Estamos sendo enganados: não se trata – somente – de gasodutos, oligarcas, clãs e investimentos, ou escudos de mísseis. Trata-se de dominar as narrativas em torno do controle de uma região (o coração continental, como diria McKinder) e o que ela significa simbolicamente em nossa história. Pensemos nisso: a Ucrânia, com sua hryvnia no marasmo e à beira da recessão, pode pagar uma guerra? Quem quereria um parceiro europeu assim? Da mesma forma, o que Moscou ganharia em confrontar o Ocidente quando toda sua artilharia diplomática é direcionada para a China? Vamos nos perguntar que interesses há em reavivar a narrativa de um Ocidente democratizador (através do imperialismo suave) e de uma OTAN forte em meio ao declínio da hegemonia euro-atlântica. É claro que, pelo menos em Donbass, dói dizer isso, mas sob Trump eles estavam em melhor situação.

Estamos sendo enganados: conflito ou nenhum conflito, o pior ainda não está aqui, porque já está aqui há anos. Por trás do alarmismo, por trás das imagens de tanques na neve, há pessoas. Milhares de mortos. Seis milhões de refugiados. As populações condenadas a esperar por uma restauração pós-conflito que nunca chega. Um estado fracassado. Uma economia submersa entre clãs e oligarcas de todas as faixas que sufoca a população civil, especialmente as mulheres, que se tornaram a carne da indústria do sexo: mas essa é outra velha guerra.

Estamos sendo enganados: a cobertura de um conflito não pode ser deixada para Risto Mejide e para os carrapatos de quatro agências internacionais. Há analistas maravilhosos, como Rafael Poch, como Inna Efigenoviena, como Pedro G. Bilbao, que fornecem dados e conhecimentos para enquadrar esta guerra fora da narrativa de conveniência, Biden, democracia telecomandada e fragatas. Compartilhemos o trabalho deles. E, por favor, amigos à esquerda: parem de convidar Pedro Baños e, já agora, convidem algumas mulheres. Somos bastante poucos.
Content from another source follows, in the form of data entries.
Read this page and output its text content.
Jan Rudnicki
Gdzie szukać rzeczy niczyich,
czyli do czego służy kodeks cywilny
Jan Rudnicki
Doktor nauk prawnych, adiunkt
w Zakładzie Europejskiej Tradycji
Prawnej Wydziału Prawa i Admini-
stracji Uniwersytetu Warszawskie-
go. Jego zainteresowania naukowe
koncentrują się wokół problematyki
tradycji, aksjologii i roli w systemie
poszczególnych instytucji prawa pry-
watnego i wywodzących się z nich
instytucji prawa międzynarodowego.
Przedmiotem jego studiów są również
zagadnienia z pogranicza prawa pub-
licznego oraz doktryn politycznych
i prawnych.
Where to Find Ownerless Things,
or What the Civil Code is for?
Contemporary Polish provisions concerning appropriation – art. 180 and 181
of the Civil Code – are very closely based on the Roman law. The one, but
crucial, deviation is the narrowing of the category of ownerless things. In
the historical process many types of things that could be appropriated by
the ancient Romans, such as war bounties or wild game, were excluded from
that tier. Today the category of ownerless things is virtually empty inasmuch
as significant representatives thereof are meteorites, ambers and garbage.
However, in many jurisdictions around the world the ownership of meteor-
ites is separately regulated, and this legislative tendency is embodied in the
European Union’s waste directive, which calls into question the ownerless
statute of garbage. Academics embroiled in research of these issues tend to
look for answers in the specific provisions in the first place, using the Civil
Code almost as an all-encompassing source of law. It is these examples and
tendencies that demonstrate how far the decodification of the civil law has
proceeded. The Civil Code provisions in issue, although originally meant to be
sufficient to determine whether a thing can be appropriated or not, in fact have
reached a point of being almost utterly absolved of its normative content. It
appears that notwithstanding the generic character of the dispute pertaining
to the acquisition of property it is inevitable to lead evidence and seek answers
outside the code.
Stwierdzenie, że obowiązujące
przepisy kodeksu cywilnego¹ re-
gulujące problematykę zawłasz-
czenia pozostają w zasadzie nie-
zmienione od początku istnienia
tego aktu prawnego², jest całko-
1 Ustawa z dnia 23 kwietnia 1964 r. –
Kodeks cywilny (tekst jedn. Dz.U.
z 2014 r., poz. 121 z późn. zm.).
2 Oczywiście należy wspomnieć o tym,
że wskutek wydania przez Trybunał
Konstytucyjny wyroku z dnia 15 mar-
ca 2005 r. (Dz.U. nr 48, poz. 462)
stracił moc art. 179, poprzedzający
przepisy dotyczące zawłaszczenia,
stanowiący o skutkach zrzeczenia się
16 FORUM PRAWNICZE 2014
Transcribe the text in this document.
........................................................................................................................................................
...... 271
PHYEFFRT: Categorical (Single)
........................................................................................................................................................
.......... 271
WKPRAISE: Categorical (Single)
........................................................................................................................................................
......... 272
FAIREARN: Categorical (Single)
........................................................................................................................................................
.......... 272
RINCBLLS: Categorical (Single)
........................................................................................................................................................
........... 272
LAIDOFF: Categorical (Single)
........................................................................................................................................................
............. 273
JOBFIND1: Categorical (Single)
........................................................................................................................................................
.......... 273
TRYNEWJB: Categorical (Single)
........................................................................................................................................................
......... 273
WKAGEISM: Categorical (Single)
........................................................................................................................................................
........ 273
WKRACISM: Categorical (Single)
A máquina de propaganda faz sua parte, os interesses geopolíticos fazem sua, incluindo aquele pequeno barco que custou tão caro a legitimidade deste estado. Mas gostaríamos, a partir do jornalismo crítico, do ativismo, ou simplesmente da curiosidade, de deter esta escalada de mentiras e manipulações e de ser críticos desta abordagem. Porque hoje é novamente a Ucrânia, mas sabemos que em outros momentos são as verdades mais próximas que se afogam na infoxicação e na economia de atenção. Aqueles de nós que estavam lá onde não chegou ninguém, nem a OSCE, nem os corredores humanitários, nem a ajuda militar, nem a ajuda civil, onde, porque não chegou ninguém, nem a paz nem as tréguas chegaram, também querem contar a história.

A opinião do/a/ autor/a/s não necessariamente representa a opinião de Desacato.info.